Benzodiazepines are classified as sedative-hypnotics, which is the same class alcohol is in. They work on the same receptors and this is a major reason they are used to treat withdrawals, which is also the same reason an alcoholic should not be taking benzos and the related sleep medications outside of such a supervised regimen. I had extremely addictive reactions to Ambien and Klonopin (the longer-acting benzo) when I had them in 2012, so this is personally confirmed by me.

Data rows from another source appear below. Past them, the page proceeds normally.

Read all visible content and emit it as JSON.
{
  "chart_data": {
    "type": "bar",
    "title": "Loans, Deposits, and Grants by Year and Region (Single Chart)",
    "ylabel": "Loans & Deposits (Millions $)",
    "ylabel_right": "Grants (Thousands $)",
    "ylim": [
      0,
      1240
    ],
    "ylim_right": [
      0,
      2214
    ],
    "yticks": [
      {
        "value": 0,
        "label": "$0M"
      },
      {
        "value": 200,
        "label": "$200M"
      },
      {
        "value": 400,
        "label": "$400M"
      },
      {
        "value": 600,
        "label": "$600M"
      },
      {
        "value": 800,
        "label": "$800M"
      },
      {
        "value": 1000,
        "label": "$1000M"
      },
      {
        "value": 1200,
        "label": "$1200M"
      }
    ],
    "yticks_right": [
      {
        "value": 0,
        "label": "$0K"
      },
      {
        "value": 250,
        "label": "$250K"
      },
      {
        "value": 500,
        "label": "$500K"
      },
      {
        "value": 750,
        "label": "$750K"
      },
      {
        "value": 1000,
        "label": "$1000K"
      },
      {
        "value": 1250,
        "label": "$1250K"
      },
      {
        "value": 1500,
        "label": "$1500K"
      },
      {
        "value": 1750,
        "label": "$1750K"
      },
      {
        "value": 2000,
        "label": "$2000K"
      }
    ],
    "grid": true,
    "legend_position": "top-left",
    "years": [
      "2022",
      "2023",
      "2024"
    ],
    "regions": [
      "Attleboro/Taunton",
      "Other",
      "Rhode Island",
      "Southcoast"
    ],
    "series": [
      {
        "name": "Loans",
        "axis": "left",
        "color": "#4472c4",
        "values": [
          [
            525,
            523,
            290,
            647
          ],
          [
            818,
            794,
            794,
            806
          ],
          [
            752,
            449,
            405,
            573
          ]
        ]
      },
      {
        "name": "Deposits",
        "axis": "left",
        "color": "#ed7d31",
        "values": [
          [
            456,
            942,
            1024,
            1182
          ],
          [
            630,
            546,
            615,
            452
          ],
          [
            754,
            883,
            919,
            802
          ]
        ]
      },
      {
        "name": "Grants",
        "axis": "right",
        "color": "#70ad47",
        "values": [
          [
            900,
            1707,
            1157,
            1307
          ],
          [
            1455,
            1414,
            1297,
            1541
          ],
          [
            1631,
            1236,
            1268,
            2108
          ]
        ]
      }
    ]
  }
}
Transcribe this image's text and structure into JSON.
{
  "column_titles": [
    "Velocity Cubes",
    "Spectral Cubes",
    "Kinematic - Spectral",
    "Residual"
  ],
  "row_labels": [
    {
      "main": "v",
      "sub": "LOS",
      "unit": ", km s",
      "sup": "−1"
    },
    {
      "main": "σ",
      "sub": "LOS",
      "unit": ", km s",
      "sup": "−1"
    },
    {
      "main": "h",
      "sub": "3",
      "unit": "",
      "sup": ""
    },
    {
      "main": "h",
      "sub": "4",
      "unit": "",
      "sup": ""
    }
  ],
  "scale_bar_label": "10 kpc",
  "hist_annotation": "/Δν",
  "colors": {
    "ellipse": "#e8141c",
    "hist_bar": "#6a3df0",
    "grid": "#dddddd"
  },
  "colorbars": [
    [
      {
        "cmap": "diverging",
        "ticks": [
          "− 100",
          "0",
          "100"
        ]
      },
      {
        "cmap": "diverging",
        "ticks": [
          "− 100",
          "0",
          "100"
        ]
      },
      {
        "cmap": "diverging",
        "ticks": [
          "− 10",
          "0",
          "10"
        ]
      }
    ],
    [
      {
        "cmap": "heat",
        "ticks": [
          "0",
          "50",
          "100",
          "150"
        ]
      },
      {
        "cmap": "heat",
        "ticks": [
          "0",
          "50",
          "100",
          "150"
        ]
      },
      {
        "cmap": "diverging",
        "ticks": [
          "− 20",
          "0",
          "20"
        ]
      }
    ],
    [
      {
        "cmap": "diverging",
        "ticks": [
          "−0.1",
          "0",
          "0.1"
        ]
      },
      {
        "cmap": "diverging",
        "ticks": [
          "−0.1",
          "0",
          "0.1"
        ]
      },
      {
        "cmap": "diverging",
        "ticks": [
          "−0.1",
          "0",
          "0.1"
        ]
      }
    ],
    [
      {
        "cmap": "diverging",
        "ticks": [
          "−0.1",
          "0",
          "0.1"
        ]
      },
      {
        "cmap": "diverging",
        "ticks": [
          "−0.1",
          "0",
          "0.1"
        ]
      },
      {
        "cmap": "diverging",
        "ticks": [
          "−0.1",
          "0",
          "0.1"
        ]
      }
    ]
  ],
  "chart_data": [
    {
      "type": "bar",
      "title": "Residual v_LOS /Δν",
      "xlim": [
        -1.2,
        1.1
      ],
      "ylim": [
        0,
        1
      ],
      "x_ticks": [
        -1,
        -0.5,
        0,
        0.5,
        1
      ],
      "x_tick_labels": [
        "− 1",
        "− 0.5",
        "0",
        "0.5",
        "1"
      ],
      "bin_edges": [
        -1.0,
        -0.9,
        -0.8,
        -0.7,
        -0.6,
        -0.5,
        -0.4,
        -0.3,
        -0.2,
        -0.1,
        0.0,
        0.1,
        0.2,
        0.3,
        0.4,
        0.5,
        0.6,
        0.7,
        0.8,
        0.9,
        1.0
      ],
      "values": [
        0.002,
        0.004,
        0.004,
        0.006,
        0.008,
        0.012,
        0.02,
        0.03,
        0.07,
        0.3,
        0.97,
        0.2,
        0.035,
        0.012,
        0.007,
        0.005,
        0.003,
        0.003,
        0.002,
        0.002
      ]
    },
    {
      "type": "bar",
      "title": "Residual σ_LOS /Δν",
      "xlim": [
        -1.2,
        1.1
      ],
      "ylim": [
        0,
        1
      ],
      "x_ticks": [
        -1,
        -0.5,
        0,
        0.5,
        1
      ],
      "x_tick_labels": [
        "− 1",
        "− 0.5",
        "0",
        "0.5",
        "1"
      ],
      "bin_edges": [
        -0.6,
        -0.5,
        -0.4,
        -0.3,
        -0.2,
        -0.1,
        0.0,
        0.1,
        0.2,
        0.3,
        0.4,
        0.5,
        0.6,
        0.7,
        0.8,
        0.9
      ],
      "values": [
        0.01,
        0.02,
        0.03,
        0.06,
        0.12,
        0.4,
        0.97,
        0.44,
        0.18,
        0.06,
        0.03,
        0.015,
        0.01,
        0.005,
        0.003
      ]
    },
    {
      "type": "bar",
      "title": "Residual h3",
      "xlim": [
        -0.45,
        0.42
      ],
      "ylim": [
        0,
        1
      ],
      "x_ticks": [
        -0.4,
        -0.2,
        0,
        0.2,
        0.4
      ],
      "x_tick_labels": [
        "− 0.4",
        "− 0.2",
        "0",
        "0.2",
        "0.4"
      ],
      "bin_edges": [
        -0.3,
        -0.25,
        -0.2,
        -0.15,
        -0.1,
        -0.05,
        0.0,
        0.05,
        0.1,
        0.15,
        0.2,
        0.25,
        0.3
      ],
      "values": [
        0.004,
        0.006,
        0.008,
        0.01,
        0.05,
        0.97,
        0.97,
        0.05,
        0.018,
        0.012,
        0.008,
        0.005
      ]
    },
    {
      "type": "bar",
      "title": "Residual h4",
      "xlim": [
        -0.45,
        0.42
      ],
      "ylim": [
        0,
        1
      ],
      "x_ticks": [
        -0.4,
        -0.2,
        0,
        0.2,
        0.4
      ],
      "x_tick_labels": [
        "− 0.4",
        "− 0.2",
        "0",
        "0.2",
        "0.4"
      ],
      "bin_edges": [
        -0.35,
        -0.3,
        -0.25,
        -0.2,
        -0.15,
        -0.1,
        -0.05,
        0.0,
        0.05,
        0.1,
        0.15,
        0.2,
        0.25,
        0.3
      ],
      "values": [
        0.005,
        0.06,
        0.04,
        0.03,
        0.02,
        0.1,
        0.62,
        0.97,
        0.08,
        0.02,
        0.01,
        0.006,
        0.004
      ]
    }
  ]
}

Benzos come in a variety of strengths and durations, and for withdrawals they tend to favor the milder types such as Tranzine, Valium, and some other name. Ativan might be given as well, which is in the middle in terms of strength and duration. These drugs may or may not actually do much for you if you're given them. I had no effect from them at all at the doses I was given, so my tolerance to them was also as high as it is to alcohol. Unless you have an addiction-specializing psychiatrist who says this is a wise idea for anxiety or something else that requires this, you really ought to stay far away from these if you're an alcoholic.